En el 50% de las ocho jornadas, el filial blanco se ha quedado a cero, y los dos últimos de manera consecutiva. Pero en los restantes cuatro envites, tan solo ha logrado ocho tantos, con dos tríos de goles a Real Sociedad B y Amorebieta en Valdebebas, aunque en ambos partidos logró la victoria por la mínima (3-2). Ante el Fuenlabrada (1-1) y antes contra el Leioa en el Di Stéfano (1-0) los mirlos habían sumado un tanto en cada uno de los encuentros.

Con capacidad de reacción

Ocho son los goles que ha conseguido, y ocho son también los que ha recibido. Solo en Gernika (0-0) y en la victoria por la mínima ante el Leioa, el marcador blanco se ha quedado a cero. La falta de tensión defensiva le ha pasado una mala factura al filial madridista, que se ha visto incapaz de recuperar un marcador adverso fuera de casa, y tan solo en una ocasión en la primera jornada, ante el fiial txuri-urdin, se ha repuesto de un marcador adverso. En el resto de casos en los que el Castilla se puso por detrás de inicio (cuatro) solo una vez logró puntuar (1-1 ante el Fuenlabrada) y en los otros tres cayó derrotado ante sus oponentes.
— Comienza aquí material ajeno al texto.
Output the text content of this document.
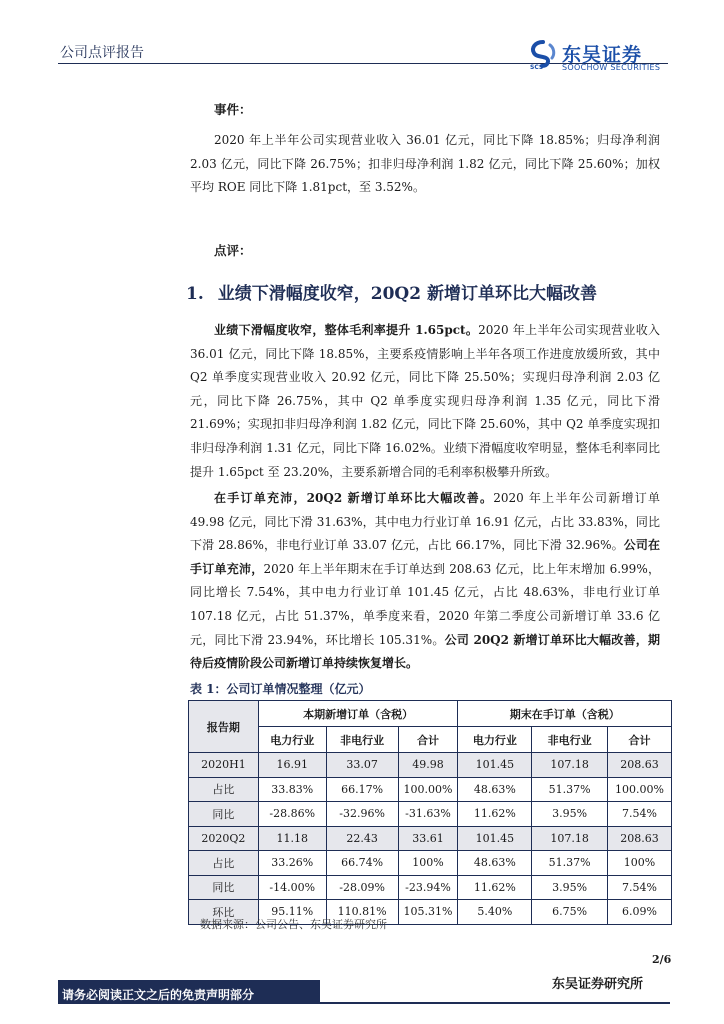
公司点评报告
SCS
东吴证券
SOOCHOW SECURITIES
事件：
2020 年上半年公司实现营业收入 36.01 亿元，同比下降 18.85%；归母净利润 2.03 亿元，同比下降 26.75%；扣非归母净利润 1.82 亿元，同比下降 25.60%；加权平均 ROE 同比下降 1.81pct，至 3.52%。
点评：
1. 业绩下滑幅度收窄，20Q2 新增订单环比大幅改善
业绩下滑幅度收窄，整体毛利率提升 1.65pct。2020 年上半年公司实现营业收入 36.01 亿元，同比下降 18.85%，主要系疫情影响上半年各项工作进度放缓所致，其中 Q2 单季度实现营业收入 20.92 亿元，同比下降 25.50%；实现归母净利润 2.03 亿元，同比下降 26.75%，其中 Q2 单季度实现归母净利润 1.35 亿元，同比下滑 21.69%；实现扣非归母净利润 1.82 亿元，同比下降 25.60%，其中 Q2 单季度实现扣非归母净利润 1.31 亿元，同比下降 16.02%。业绩下滑幅度收窄明显，整体毛利率同比提升 1.65pct 至 23.20%，主要系新增合同的毛利率积极攀升所致。
在手订单充沛，20Q2 新增订单环比大幅改善。2020 年上半年公司新增订单 49.98 亿元，同比下滑 31.63%，其中电力行业订单 16.91 亿元，占比 33.83%，同比下滑 28.86%，非电行业订单 33.07 亿元，占比 66.17%，同比下滑 32.96%。公司在手订单充沛，2020 年上半年期末在手订单达到 208.63 亿元，比上年末增加 6.99%，同比增长 7.54%，其中电力行业订单 101.45 亿元，占比 48.63%，非电行业订单 107.18 亿元，占比 51.37%，单季度来看，2020 年第二季度公司新增订单 33.6 亿元，同比下滑 23.94%，环比增长 105.31%。公司 20Q2 新增订单环比大幅改善，期待后疫情阶段公司新增订单持续恢复增长。
表 1：公司订单情况整理（亿元）
报告期	本期新增订单（含税）			期末在手订单（含税）		
	电力行业	非电行业	合计	电力行业	非电行业	合计
2020H1	16.91	33.07	49.98	101.45	107.18	208.63
占比	33.83%	66.17%	100.00%	48.63%	51.37%	100.00%
同比	-28.86%	-32.96%	-31.63%	11.62%	3.95%	7.54%
2020Q2	11.18	22.43	33.61	101.45	107.18	208.63
占比	33.26%	66.74%	100%	48.63%	51.37%	100%
同比	-14.00%	-28.09%	-23.94%	11.62%	3.95%	7.54%
环比	95.11%	110.81%	105.31%	5.40%	6.75%	6.09%
数据来源：公司公告、东吴证券研究所
2/6
请务必阅读正文之后的免责声明部分
东吴证券研究所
Es ahora, con margen, con tiempo, y con mimbres, cuando el filial debe reaccionar. El cuadro de Solari tiene piezas de notable valor para darle la vuelta a la situación. Futbolistas como Sergio Díaz, Fede Valverde, Martin Odegaard, Enzo, Cedrés, Febas o Achraf son jugadores de gran nivel que una vez encuentren la vía de recuperarse, darán con la clave para retornar a la senda del éxito. La primera parada, el próximo sábado en casa ante el Socuéllamos (sábado, 17:00 horas, RMTV y VAVEL).
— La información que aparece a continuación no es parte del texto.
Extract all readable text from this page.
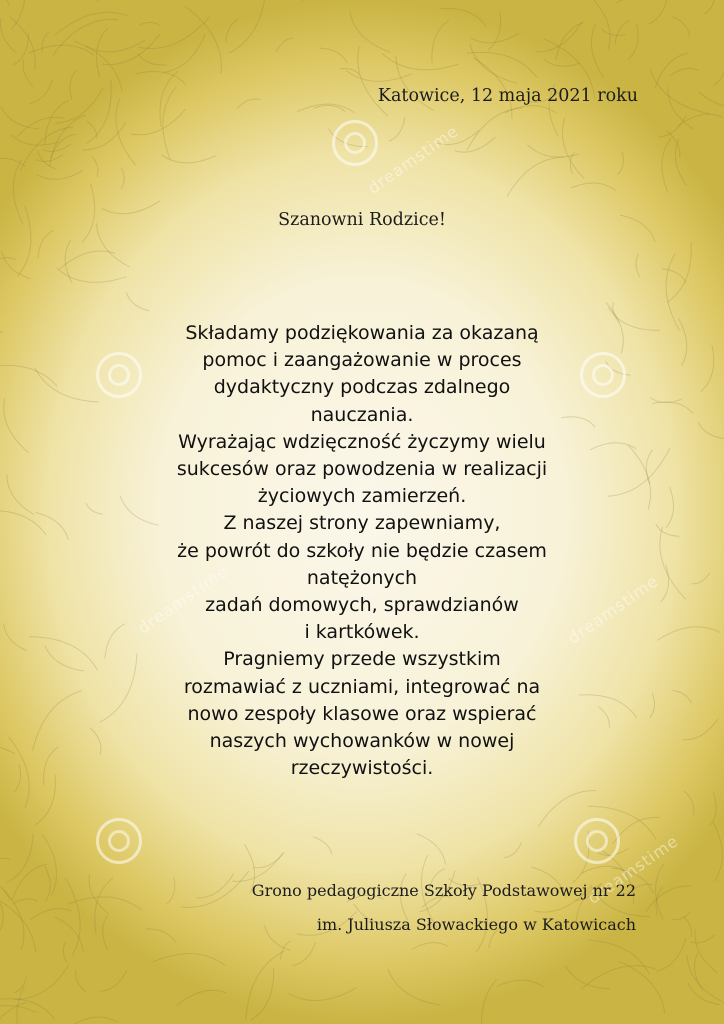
dreamstime
dreamstime	dreamstime
dreamstime
Katowice, 12 maja 2021 roku
Szanowni Rodzice!
Składamy podziękowania za okazaną
pomoc i zaangażowanie w proces
dydaktyczny podczas zdalnego
nauczania.
Wyrażając wdzięczność życzymy wielu
sukcesów oraz powodzenia w realizacji
życiowych zamierzeń.
Z naszej strony zapewniamy,
że powrót do szkoły nie będzie czasem
natężonych
zadań domowych, sprawdzianów
i kartkówek.
Pragniemy przede wszystkim
rozmawiać z uczniami, integrować na
nowo zespoły klasowe oraz wspierać
naszych wychowanków w nowej
rzeczywistości.
Grono pedagogiczne Szkoły Podstawowej nr 22
im. Juliusza Słowackiego w Katowicach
Un partido vital para recuperar la confianza. Los de Ciudad Real llegan en una posición complicada, inmersos en los puestos de abajo y con la obligación de puntuar. Pero también la tienen los de Solari, puesto que todo lo que no fuera una victoria les alejaría mucho de la cabeza, y acercaría peligrosamente a puestos calientes. Un equipo hecho para destacar, y que tiene tiempo y maneras para hacerlo.